Project-Based Learning is a comprehensive instructional approach to engage learners in sustained, cooperative investigation (Bransford & Stein, 1993). Project-Based Learning is a teaching and learning strategy that engages learners in complex activities. It usually requires multiple stages and an extended duration–more than a few class periods and up to a full semester. Projects focus on the creation of a product or performance, and generally call upon learners to choose and organize their activities, conduct research, and synthesize information. According to current research (Thomas, Mergendoller, & Michaelson, 1999; Brown & Campione, 1994), projects are complex tasks, based on challenging questions, that serve to organize and drive activities, which taken as a whole amount to a meaningful project.
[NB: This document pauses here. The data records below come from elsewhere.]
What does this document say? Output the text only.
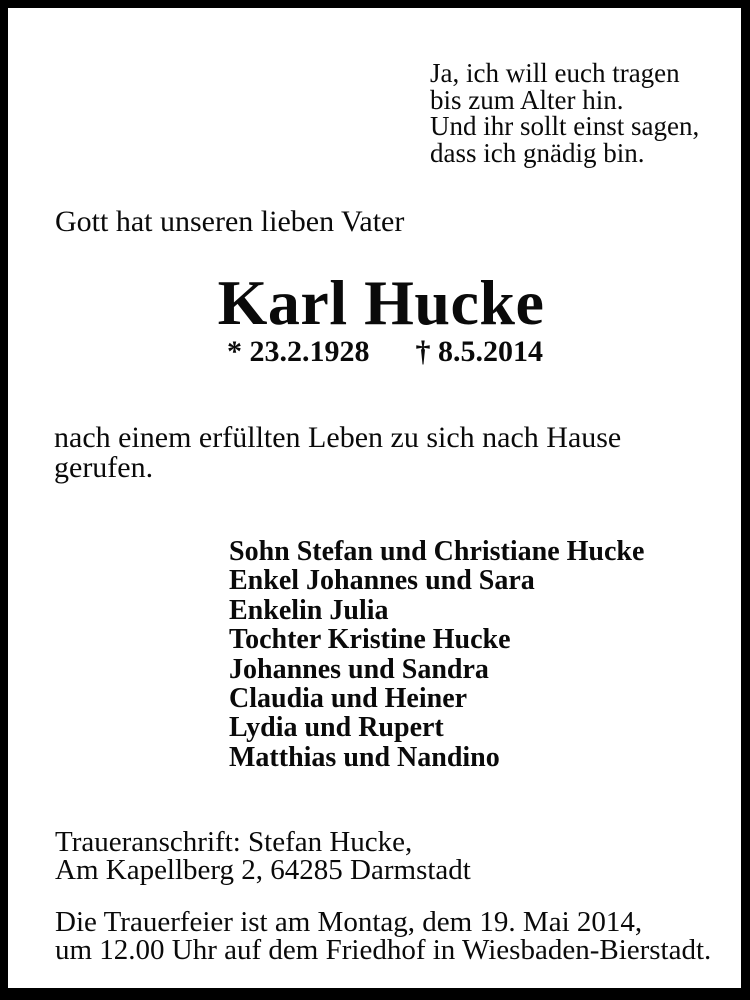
Ja, ich will euch tragen
bis zum Alter hin.
Und ihr sollt einst sagen,
dass ich gnädig bin.
Gott hat unseren lieben Vater
Karl Hucke
* 23.2.1928 † 8.5.2014
nach einem erfüllten Leben zu sich nach Hause
gerufen.
Sohn Stefan und Christiane Hucke
Enkel Johannes und Sara
Enkelin Julia
Tochter Kristine Hucke
Johannes und Sandra
Claudia und Heiner
Lydia und Rupert
Matthias und Nandino
Traueranschrift: Stefan Hucke,
Am Kapellberg 2, 64285 Darmstadt
Die Trauerfeier ist am Montag, dem 19. Mai 2014,
um 12.00 Uhr auf dem Friedhof in Wiesbaden-Bierstadt.
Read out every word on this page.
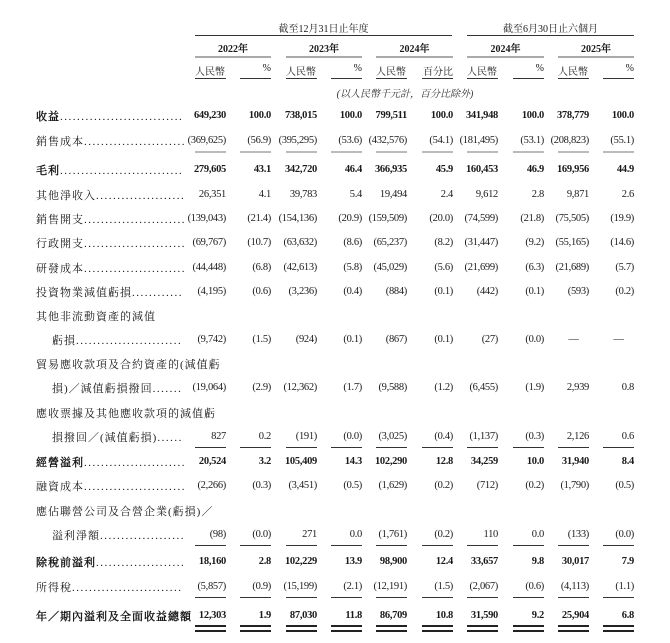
截至12月31日止年度	截至6月30日止六個月
2022年	2023年	2024年	2024年	2025年
人民幣	% 人民幣	% 人民幣 百分比 人民幣	% 人民幣	%
(以人民幣千元計，百分比除外)
收益.............................	649,230	100.0	738,015	100.0	799,511	100.0	341,948	100.0	378,779	100.0
銷售成本........................ (369,625)	(56.9) (395,295)	(53.6) (432,576)	(54.1) (181,495)	(53.1) (208,823)	(55.1)
毛利.............................	279,605	43.1	342,720	46.4	366,935	45.9	160,453	46.9	169,956	44.9
其他淨收入.....................	26,351	4.1	39,783	5.4	19,494	2.4	9,612	2.8	9,871	2.6
銷售開支........................ (139,043)	(21.4) (154,136)	(20.9) (159,509)	(20.0)	(74,599)	(21.8)	(75,505)	(19.9)
行政開支........................ (69,767)	(10.7)	(63,632)	(8.6)	(65,237)	(8.2)	(31,447)	(9.2)	(55,165)	(14.6)
研發成本........................ (44,448)	(6.8)	(42,613)	(5.8)	(45,029)	(5.6)	(21,699)	(6.3)	(21,689)	(5.7)
投資物業減值虧損............	(4,195)	(0.6)	(3,236)	(0.4)	(884)	(0.1)	(442)	(0.1)	(593)	(0.2)
其他非流動資產的減值
虧損.........................	(9,742)	(1.5)	(924)	(0.1)	(867)	(0.1)	(27)	(0.0)	—	—
貿易應收款項及合約資產的(減值虧
損)／減值虧損撥回....... (19,064)	(2.9)	(12,362)	(1.7)	(9,588)	(1.2)	(6,455)	(1.9)	2,939	0.8
應收票據及其他應收款項的減值虧
損撥回／(減值虧損)......	827	0.2	(191)	(0.0)	(3,025)	(0.4)	(1,137)	(0.3)	2,126	0.6
經營溢利........................	20,524	3.2	105,409	14.3	102,290	12.8	34,259	10.0	31,940	8.4
融資成本........................	(2,266)	(0.3)	(3,451)	(0.5)	(1,629)	(0.2)	(712)	(0.2)	(1,790)	(0.5)
應佔聯營公司及合營企業(虧損)／
溢利淨額....................	(98)	(0.0)	271	0.0	(1,761)	(0.2)	110	0.0	(133)	(0.0)
除稅前溢利.....................	18,160	2.8	102,229	13.9	98,900	12.4	33,657	9.8	30,017	7.9
所得稅..........................	(5,857)	(0.9)	(15,199)	(2.1)	(12,191)	(1.5)	(2,067)	(0.6)	(4,113)	(1.1)
年／期內溢利及全面收益總額 12,303	1.9	87,030	11.8	86,709	10.8	31,590	9.2	25,904	6.8
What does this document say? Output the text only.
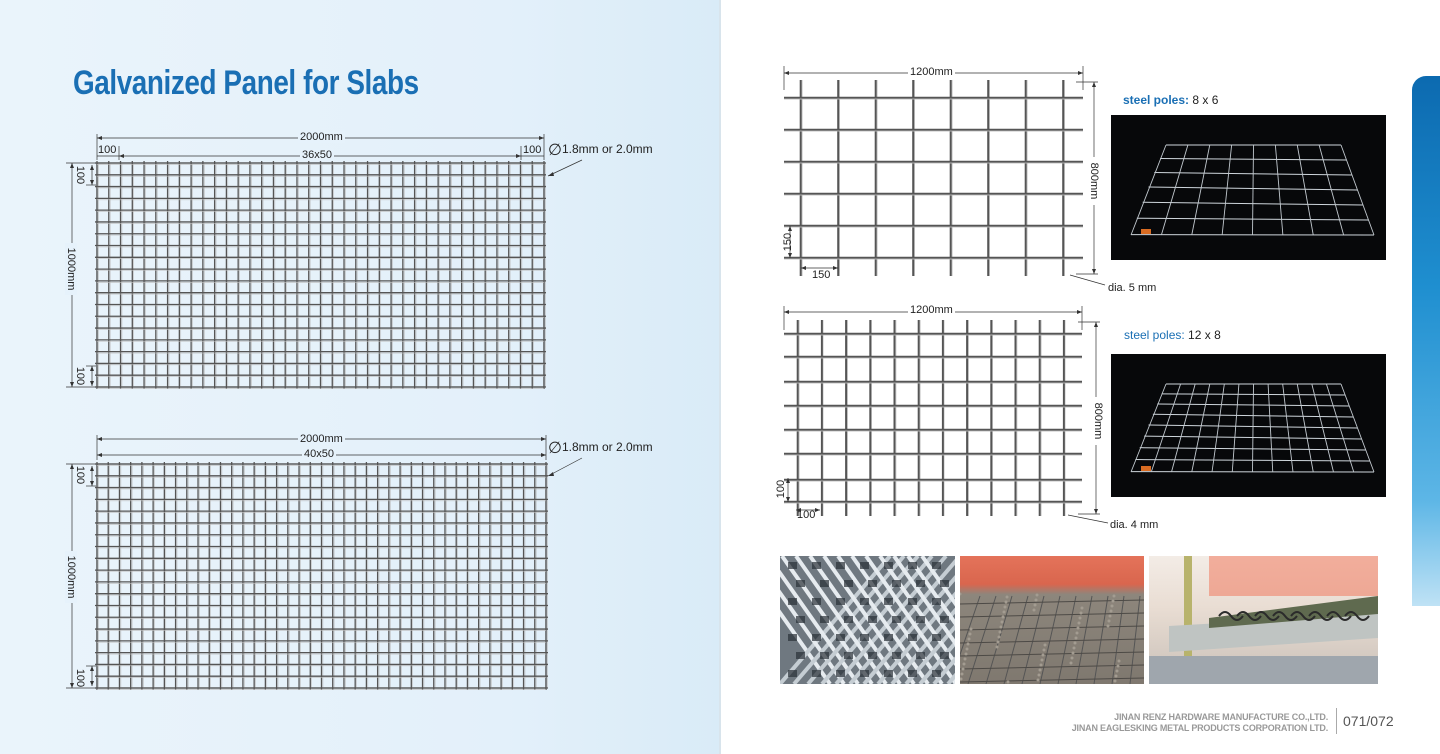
Galvanized Panel for Slabs
2000mm
100	100
36x50	∅1.8mm or 2.0mm
1000mm
100
100
2000mm
40x50	∅1.8mm or 2.0mm
1000mm
100
100
1200mm
800mm
150
150
dia. 5 mm
steel poles: 8 x 6
1200mm
800mm
100
100
dia. 4 mm
steel poles: 12 x 8
JINAN RENZ HARDWARE MANUFACTURE CO.,LTD.
JINAN EAGLESKING METAL PRODUCTS CORPORATION LTD.	071/072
They give learners the opportunity to work relatively autonomously over extended periods of time and culminate in realistic products or presentations as a series of artifacts, personal communication, or consequential tasks that meaningfully address the driving question. PBL environments include authentic content, authentic assessment, teacher facilitation but not direction, explicit educational goals, collaborative learning, and reflection.

Constructionism is reflected in PBL by

  • creation of a student-centered learning environment
  • emphasis on artifact creation as part of the learning outcome based on authentic and real life experiences with multiple perspectives

Thus, learners are allowed to become active builders of knowledge while confronting misconceptions and internalizing content and associated conceptions.
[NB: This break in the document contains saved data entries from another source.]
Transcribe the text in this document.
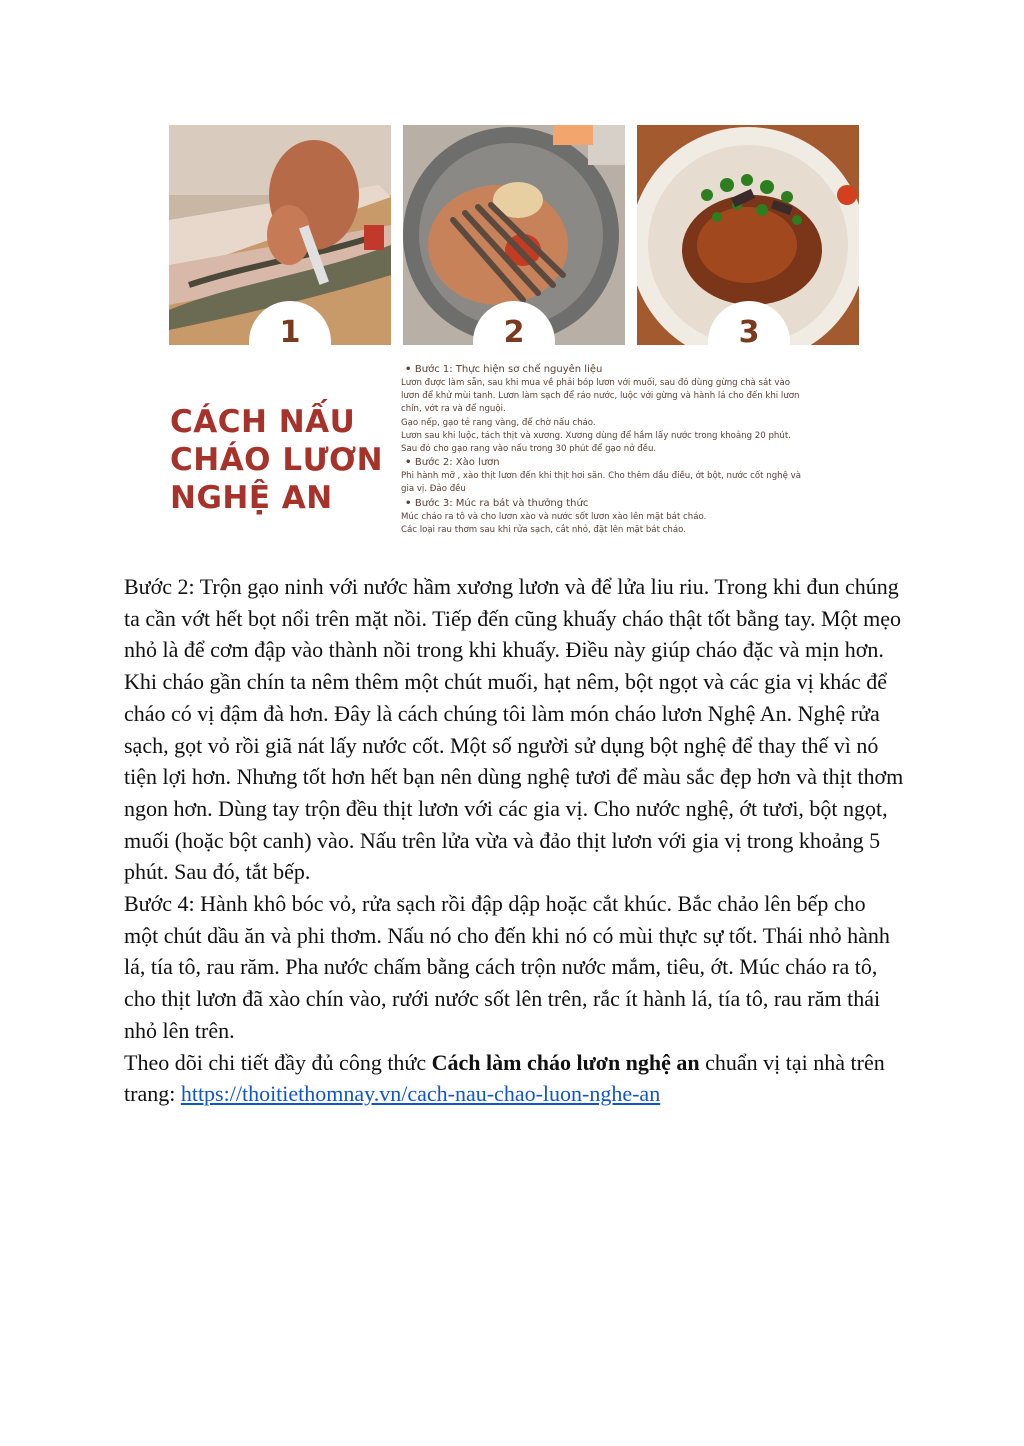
1	2	3
CÁCH NẤU
CHÁO LƯƠN
NGHỆ AN
• Bước 1: Thực hiện sơ chế nguyên liệu
Lươn được làm sẵn, sau khi mua về phải bóp lươn với muối, sau đó dùng gừng chà sát vào
lươn để khử mùi tanh. Lươn làm sạch để ráo nước, luộc với gừng và hành lá cho đến khi lươn
chín, vớt ra và để nguội.
Gạo nếp, gạo tẻ rang vàng, để chờ nấu cháo.
Lươn sau khi luộc, tách thịt và xương. Xương dùng để hầm lấy nước trong khoảng 20 phút.
Sau đó cho gạo rang vào nấu trong 30 phút để gạo nở đều.
• Bước 2: Xào lươn
Phi hành mỡ , xào thịt lươn đến khi thịt hơi săn. Cho thêm dầu điều, ớt bột, nước cốt nghệ và
gia vị. Đảo đều
• Bước 3: Múc ra bát và thưởng thức
Múc cháo ra tô và cho lươn xào và nước sốt lươn xào lên mặt bát cháo.
Các loại rau thơm sau khi rửa sạch, cắt nhỏ, đặt lên mặt bát cháo.

Bước 2: Trộn gạo ninh với nước hầm xương lươn và để lửa liu riu. Trong khi đun chúng ta cần vớt hết bọt nổi trên mặt nồi. Tiếp đến cũng khuấy cháo thật tốt bằng tay. Một mẹo nhỏ là để cơm đập vào thành nồi trong khi khuấy. Điều này giúp cháo đặc và mịn hơn. Khi cháo gần chín ta nêm thêm một chút muối, hạt nêm, bột ngọt và các gia vị khác để cháo có vị đậm đà hơn. Đây là cách chúng tôi làm món cháo lươn Nghệ An. Nghệ rửa sạch, gọt vỏ rồi giã nát lấy nước cốt. Một số người sử dụng bột nghệ để thay thế vì nó tiện lợi hơn. Nhưng tốt hơn hết bạn nên dùng nghệ tươi để màu sắc đẹp hơn và thịt thơm ngon hơn. Dùng tay trộn đều thịt lươn với các gia vị. Cho nước nghệ, ớt tươi, bột ngọt, muối (hoặc bột canh) vào. Nấu trên lửa vừa và đảo thịt lươn với gia vị trong khoảng 5 phút. Sau đó, tắt bếp.

Bước 4: Hành khô bóc vỏ, rửa sạch rồi đập dập hoặc cắt khúc. Bắc chảo lên bếp cho một chút dầu ăn và phi thơm. Nấu nó cho đến khi nó có mùi thực sự tốt. Thái nhỏ hành lá, tía tô, rau răm. Pha nước chấm bằng cách trộn nước mắm, tiêu, ớt. Múc cháo ra tô, cho thịt lươn đã xào chín vào, rưới nước sốt lên trên, rắc ít hành lá, tía tô, rau răm thái nhỏ lên trên.

Theo dõi chi tiết đầy đủ công thức Cách làm cháo lươn nghệ an chuẩn vị tại nhà trên trang: https://thoitiethomnay.vn/cach-nau-chao-luon-nghe-an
  • Real world challenge or problem at the core
  • Curriculum Based
  • Small team organization of course
  • Multi-disciplinary/multi-skill approach to work
  • Must be a deliverable(s) at the end of the course
  • Peer evaluation and accountability as well as instructor evaluation.
  • Other considerations:
    • Journaling
    • Shared Workspace
    • Scaffolding – build skills through smaller projects that lead up to the big project.

Benefits (according to Edutopia:

  • Connecting academic learning to real-life issues and applications
  • Better retention of knowledge gained
  • Skills in pursuing individually-directed work as well as team-based work
  • Improved technology integration

Project-Based Learning by Melissa Palmer, et al.

7 components of project-based learning:

  • Learner-centered environment – feedback and continued assessment
  • Collaboration – peer feedback, pbl.
  • Integration of Content – clear goals in process AND product
  • Authentic Tasks – addresses real-world issues relevant to students’ lives and/or communities
  • Multiple Presentation Modes – multiple technologies used in the planning, preparation or presentation of project work.
  • Time Management – need time for meaningful doing and learning.
  • Innovative Assessment – ongoing, varied and frequent assessment from peers, self, instructor as well as reflection.


  • Assess student capabilities
  • Careful group building
  • Extensive structure for the course
  • Requires a lot of the students – help them develop personal time management and project management skills.

Discuss the Teacher’s Role and the Students’ Role:

  • Role of the instructor becomes that of designer and architect. You are creating the spaces in which learning emerges, but not dictating its rhythm or pattern.
  • Role of student is that of the active constructor of knowledge (constructivist theory).